Part of what's always kept Brandy at arm's length for me is the presence of Rodney Jerkins, one of the biggest and blandest producers in modern R&B, who helmed the bulk of three of her albums -- can you blame anyone for being more interested in Aaliyah when she had all those Timbaland tracks? Of course, Brandy did switch horses for 2004's Afrodisiac, making an album with Timbo right at his creative nadir (it speaks volumes that when Kanye West swooped in to do 2 songs at the last minute, he ended up with the lead single as well as the best deep cut, "Where You Wanna Be"). The Organized Noize production, "Necessary," easily outdoes every Tim song on the album. By comparison, Two Eleven is a far more confident and successful foray outside of Darkchild territory, with producers like Mike Will Made It and Bangladesh bringing her sound up to date in a way that she's never quite been able to do her whole career -- even when she was a huge hitmaker, there was a little bit of a sense that she was a family-friendly TV star, not really at the forefront. 

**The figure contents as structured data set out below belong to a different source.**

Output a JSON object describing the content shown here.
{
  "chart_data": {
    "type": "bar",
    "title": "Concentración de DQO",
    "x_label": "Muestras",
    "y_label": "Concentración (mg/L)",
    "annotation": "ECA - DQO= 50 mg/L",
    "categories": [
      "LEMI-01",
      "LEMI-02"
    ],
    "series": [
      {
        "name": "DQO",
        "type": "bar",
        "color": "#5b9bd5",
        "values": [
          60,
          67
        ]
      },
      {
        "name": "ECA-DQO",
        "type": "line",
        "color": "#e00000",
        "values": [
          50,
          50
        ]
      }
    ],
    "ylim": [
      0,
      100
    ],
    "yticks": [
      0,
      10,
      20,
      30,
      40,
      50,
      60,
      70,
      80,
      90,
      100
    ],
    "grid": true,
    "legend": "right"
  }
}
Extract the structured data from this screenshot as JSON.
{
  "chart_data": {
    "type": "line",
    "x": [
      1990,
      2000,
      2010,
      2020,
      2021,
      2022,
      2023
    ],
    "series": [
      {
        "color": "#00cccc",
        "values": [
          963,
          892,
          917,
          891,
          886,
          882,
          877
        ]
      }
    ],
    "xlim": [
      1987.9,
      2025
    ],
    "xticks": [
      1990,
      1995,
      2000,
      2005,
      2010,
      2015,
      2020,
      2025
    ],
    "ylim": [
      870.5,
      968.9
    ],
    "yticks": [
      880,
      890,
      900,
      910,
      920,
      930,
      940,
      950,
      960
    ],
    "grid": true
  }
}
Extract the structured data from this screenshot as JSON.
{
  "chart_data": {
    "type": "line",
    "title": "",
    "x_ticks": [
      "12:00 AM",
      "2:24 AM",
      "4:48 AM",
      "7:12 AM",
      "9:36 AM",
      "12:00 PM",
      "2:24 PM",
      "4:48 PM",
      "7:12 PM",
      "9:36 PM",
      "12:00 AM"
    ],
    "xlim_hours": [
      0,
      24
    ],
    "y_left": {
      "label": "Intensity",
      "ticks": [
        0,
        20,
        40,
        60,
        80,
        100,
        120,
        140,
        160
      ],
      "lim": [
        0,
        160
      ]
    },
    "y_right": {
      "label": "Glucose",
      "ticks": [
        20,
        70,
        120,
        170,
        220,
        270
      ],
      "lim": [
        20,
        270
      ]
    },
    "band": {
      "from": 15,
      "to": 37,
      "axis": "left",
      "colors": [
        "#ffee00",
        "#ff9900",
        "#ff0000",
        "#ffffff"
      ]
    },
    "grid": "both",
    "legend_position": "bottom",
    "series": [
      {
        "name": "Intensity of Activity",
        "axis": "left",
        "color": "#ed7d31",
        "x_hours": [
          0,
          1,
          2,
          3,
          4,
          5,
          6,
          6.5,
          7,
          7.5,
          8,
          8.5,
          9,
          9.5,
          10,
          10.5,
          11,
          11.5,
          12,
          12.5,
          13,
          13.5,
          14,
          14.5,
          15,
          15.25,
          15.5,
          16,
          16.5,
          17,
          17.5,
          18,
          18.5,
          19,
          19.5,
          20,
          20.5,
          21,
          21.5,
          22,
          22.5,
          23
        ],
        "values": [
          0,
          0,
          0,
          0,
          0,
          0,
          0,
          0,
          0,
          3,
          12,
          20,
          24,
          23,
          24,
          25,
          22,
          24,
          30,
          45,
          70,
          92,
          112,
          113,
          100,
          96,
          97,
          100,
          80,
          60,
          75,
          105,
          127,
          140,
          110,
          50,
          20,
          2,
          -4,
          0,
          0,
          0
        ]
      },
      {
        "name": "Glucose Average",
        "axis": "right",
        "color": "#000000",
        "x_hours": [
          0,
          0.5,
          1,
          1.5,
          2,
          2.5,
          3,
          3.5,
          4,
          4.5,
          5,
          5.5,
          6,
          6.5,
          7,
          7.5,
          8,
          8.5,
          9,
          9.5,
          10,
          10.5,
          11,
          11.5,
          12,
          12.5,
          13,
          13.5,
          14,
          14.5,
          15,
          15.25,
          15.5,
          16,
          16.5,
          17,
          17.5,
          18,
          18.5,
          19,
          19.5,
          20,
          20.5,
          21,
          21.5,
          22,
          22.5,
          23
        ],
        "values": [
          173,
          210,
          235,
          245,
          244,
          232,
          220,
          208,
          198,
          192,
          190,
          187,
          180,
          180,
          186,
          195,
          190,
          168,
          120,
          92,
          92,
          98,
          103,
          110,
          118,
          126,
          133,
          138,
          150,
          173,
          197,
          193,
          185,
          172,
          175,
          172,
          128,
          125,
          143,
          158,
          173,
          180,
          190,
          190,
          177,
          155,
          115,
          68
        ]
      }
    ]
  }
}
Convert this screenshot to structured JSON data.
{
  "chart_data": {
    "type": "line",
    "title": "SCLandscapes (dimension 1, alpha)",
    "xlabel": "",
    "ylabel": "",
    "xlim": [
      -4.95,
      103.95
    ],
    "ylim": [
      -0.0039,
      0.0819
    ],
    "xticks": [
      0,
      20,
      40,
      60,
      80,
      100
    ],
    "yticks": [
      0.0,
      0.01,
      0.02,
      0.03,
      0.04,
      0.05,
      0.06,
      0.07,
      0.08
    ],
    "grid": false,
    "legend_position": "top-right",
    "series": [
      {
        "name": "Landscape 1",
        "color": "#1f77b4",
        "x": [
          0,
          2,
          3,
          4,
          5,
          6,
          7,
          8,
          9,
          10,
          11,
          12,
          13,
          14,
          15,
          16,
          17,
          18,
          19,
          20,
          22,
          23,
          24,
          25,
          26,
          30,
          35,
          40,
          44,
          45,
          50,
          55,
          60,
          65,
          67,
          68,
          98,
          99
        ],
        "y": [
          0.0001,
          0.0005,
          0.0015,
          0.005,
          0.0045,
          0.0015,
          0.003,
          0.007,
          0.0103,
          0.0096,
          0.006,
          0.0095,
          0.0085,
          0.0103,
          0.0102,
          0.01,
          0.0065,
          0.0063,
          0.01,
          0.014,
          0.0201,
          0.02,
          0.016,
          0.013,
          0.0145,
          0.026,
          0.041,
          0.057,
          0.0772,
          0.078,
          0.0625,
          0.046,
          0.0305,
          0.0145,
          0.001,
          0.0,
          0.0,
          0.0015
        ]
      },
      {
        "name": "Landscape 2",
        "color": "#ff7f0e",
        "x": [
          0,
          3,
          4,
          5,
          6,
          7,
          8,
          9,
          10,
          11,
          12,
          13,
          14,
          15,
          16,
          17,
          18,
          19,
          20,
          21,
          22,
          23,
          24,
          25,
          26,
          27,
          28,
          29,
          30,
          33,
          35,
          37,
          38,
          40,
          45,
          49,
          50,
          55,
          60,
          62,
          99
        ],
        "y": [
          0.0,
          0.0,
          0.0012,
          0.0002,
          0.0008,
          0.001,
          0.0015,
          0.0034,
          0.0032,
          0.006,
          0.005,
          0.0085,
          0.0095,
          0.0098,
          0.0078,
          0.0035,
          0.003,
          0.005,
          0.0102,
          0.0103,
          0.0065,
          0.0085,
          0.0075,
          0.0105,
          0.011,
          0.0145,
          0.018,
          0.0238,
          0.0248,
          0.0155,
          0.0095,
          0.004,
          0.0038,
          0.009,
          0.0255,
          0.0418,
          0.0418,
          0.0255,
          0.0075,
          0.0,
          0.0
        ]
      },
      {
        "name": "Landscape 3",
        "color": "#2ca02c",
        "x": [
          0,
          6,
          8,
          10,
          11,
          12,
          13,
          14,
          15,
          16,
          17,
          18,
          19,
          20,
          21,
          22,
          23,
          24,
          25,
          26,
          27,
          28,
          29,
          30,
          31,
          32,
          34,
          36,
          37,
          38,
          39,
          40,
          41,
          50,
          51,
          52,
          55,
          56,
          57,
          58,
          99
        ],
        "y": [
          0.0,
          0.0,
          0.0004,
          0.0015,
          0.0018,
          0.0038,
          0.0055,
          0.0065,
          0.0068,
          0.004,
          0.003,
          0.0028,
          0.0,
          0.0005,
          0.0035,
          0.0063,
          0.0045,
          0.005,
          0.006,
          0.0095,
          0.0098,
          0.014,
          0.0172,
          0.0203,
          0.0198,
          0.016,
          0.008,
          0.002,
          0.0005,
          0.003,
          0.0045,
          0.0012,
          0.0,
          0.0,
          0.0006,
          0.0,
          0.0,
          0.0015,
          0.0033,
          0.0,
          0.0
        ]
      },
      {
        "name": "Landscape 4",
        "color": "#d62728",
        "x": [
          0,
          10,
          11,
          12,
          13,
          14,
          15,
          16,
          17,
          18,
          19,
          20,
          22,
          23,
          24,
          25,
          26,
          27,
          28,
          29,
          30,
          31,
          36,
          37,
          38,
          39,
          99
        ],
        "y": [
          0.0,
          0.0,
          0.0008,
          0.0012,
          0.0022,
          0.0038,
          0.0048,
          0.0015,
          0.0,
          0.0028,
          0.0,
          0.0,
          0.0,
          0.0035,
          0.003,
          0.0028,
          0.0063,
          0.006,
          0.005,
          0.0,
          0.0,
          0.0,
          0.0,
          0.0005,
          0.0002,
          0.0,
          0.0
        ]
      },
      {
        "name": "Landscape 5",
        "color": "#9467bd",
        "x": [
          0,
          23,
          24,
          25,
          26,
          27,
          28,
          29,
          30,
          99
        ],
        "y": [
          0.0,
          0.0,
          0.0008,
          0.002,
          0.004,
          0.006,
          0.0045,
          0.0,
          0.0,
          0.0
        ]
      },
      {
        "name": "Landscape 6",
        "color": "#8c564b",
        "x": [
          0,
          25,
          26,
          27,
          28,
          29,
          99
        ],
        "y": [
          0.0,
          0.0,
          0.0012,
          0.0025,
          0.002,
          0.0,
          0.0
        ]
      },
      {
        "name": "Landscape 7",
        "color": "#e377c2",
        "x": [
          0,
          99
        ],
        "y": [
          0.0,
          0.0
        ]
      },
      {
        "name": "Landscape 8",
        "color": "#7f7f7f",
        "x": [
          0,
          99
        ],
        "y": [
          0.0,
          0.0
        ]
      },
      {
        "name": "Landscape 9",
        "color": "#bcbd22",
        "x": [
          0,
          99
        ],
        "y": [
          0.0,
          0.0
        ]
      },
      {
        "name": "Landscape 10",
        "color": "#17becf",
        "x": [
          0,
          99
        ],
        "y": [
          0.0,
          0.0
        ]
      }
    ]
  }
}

But making this mix also made me take a good long second look at Rodney Jerkins, as well as the team that wrote and produced Brandy's 1994 self-titled debut, including Keith Crouch and Somethin' For The People. Jerkins deserves some credit for classic singles like "What About Us?" and "The Boy Is Mine," there's just a lot of really workmanlike, unexceptional stuff cluttering up his discography. Still, his work was at times more ambitious than I've given him credit for, especially on Full Moon, even if it hasn't all aged particularly well. One wonders if Brandy would have had a more interesting career if she'd acted less, or worked with more producers earlier, but the songs here represent a better catalog than I would've assumed. That Brandy has managed her biggest radio hit in a decade recently, even if she got a lot of help from that awful Chris Brown guest spot, is a testament to both her resilience and the adaptability of her voice.